Like the purely street Ferrari 275 GTB/C, the Competizione’s body was designed by Pininfarina and built at Scaglietti’s plant in Modena. But it had extra-thin aluminum body panels and windows of weight-saving plastic instead of glass. Curb weight was under 2,200 pounds, some 500 pounds less than a steel-body road Ferrari 275 GTB.
Subtle styling differences included fared-in fog lights below the headlights, and a hood bulge that mimicked that of the Series II Ferrari 250 GTO. The Competizione shared the stock 3.3-liter V-12, but was fitted with hotter cams and six carburetors instead of three.

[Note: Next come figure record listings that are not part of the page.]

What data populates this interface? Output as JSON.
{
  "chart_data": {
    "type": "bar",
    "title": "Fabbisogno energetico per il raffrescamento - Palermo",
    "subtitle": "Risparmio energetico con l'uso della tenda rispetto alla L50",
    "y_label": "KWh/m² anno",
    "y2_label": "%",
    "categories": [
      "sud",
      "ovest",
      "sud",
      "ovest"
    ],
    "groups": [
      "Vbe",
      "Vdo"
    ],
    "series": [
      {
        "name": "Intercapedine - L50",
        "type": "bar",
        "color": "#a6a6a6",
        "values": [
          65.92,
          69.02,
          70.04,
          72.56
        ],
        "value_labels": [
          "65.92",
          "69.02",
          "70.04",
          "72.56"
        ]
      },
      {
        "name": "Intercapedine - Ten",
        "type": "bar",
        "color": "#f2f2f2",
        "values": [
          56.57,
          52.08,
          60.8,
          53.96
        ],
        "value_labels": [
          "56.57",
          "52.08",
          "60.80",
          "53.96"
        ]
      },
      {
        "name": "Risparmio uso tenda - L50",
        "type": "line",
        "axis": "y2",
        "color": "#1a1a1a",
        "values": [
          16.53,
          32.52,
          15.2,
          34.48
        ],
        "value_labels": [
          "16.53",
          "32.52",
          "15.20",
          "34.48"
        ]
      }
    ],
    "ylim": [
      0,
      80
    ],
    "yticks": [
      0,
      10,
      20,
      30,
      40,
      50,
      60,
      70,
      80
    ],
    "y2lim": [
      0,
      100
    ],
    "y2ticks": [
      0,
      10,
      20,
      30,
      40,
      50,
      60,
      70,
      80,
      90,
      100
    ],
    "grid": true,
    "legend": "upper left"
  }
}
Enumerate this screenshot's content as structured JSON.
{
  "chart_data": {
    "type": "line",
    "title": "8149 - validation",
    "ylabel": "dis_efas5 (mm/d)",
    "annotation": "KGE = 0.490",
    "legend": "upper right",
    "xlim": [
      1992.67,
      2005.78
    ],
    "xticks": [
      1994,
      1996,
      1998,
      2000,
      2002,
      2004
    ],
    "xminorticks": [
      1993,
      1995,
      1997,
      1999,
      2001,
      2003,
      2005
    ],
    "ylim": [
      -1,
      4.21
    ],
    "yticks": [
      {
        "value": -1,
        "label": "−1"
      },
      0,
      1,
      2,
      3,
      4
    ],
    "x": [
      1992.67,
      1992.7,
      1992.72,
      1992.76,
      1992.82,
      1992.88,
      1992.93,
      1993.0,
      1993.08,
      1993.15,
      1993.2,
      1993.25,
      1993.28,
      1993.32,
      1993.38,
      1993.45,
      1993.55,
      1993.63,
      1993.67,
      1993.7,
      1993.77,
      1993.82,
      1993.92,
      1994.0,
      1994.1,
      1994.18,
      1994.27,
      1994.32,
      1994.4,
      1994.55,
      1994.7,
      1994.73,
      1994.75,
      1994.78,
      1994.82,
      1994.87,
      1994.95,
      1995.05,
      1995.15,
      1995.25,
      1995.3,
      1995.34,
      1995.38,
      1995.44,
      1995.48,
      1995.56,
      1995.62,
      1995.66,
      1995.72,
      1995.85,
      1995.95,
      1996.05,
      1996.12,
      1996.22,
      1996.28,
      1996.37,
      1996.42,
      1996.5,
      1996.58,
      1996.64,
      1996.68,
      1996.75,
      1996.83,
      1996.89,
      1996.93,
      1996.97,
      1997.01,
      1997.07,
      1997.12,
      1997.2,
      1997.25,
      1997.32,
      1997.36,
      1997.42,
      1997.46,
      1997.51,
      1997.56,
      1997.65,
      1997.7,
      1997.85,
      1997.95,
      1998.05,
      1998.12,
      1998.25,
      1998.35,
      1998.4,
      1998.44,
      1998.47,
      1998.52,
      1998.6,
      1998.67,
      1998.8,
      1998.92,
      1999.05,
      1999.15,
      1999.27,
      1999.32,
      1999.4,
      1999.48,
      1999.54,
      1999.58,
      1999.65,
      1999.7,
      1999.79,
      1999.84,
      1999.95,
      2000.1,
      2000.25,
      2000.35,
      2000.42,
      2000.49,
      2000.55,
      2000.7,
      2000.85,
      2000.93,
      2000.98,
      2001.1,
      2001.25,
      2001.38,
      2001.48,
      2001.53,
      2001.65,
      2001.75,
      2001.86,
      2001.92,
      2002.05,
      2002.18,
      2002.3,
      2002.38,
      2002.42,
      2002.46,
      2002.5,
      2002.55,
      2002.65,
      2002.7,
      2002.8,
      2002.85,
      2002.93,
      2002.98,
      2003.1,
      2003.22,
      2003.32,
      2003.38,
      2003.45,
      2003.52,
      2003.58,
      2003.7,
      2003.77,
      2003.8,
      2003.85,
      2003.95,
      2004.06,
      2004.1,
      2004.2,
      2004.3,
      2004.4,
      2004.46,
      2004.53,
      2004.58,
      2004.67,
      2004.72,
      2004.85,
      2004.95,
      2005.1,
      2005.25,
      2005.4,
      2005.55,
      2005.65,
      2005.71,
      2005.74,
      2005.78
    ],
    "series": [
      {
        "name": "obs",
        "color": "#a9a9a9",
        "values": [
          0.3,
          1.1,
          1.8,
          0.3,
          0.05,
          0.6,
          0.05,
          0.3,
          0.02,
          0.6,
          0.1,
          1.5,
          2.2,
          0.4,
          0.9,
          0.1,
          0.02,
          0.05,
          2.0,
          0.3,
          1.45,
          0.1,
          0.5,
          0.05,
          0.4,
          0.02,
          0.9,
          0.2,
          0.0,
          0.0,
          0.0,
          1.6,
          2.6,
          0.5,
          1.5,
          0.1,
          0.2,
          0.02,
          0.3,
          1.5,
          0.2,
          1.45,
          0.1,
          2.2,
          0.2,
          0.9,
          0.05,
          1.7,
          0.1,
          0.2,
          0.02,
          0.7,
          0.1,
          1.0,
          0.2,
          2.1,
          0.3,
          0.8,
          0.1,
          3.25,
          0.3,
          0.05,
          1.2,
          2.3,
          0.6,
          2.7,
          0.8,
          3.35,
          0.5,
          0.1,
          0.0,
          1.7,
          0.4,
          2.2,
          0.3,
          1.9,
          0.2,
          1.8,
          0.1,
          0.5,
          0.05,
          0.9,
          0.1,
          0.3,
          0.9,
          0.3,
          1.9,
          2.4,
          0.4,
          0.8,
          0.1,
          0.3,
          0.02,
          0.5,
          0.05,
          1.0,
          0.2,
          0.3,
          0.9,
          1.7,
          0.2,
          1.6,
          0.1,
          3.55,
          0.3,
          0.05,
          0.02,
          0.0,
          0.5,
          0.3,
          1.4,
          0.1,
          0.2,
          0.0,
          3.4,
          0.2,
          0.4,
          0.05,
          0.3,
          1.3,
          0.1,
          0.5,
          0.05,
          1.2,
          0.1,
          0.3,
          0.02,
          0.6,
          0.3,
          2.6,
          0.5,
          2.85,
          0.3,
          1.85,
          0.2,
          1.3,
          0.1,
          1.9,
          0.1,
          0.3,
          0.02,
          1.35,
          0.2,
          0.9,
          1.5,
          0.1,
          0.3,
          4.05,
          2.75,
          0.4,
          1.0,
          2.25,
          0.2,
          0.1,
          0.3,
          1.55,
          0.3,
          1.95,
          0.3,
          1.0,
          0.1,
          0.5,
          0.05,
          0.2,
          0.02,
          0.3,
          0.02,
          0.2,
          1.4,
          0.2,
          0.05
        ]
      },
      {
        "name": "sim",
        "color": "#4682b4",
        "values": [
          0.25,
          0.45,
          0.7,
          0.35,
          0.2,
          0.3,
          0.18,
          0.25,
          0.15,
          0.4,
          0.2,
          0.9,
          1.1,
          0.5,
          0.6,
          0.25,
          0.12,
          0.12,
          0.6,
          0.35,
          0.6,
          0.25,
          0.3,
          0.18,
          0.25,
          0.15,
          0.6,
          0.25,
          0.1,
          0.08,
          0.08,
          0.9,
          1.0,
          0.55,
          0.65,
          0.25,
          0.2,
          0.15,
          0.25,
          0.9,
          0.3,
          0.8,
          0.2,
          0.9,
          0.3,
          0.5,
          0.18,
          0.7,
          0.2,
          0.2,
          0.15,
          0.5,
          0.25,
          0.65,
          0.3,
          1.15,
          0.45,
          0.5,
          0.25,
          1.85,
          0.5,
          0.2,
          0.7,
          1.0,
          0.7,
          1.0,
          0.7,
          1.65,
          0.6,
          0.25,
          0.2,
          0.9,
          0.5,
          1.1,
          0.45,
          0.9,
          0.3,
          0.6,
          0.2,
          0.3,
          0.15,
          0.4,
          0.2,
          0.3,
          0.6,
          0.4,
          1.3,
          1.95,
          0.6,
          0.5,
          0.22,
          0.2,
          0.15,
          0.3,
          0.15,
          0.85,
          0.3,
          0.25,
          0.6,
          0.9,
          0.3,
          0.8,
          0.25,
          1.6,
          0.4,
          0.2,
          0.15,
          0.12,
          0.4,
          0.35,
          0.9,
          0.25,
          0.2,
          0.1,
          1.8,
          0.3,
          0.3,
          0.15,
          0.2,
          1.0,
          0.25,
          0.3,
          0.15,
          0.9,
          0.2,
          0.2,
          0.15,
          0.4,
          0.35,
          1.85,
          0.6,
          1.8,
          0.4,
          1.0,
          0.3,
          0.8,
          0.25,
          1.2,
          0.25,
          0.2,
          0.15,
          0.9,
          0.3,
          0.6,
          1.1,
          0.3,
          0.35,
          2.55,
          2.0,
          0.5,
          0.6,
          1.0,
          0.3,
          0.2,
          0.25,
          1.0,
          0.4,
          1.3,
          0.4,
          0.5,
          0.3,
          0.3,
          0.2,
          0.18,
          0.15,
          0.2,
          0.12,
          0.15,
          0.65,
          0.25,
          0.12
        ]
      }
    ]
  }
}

Ferrari made 14 Competiziones, and among these were a trio of a quite audacious edition built in 1965. These had radical coachwork -- in effect, a blend of Ferrari 250 GTO and Ferrari 275 GTB styling -- with louvers behind the rear-wheel openings. Fenders were expanded to cover larger wheels, and the tail sported a more prominent spoiler.
Underneath was a special lightweight chassis and a six-carb, dry-sump 3.3 V-12 similar to that found in the Ferrari 250 LM and producing over 300 horsepower. It was a formidable setup. One of these cars, driven by Willy Mariesse and Jean Blaton, took GT honors at the 24 Hours of Le Mans in 1965, and finished third overall.
Ferrari’s encore for 1966 was the Ferrari 275 GTB/C. These returned to the basic road-car body appearance, but followed the Competizione’s lead with ultrathin-gauge aluminum body panels and plexiglass windows (only the windshield was glass). Inside, they had proper carpeting and trim, but no insulation.
Their 3.3-liter V-12 had a dry-sump oiling system like the three radical Competizones, but with three carburetors instead of six. This dropped output to approximately 280 horsepower.
That didn’t keep the Ferrari 275 GTB/C from having more overall success than the Competizones. Highlights included a fourth in class and 24th overall at 1966’s Targa Florio.
At Le Mans, the Ferrari 275 GTB/C of Roy Pike and Piers Courage was eighth overall and first in GT. Another GTB/C was second in GT, 10th overall. Though Ferrari fielded 14 cars in the ’66 event, these GTB/Cs were the only Ferraris to finish the race.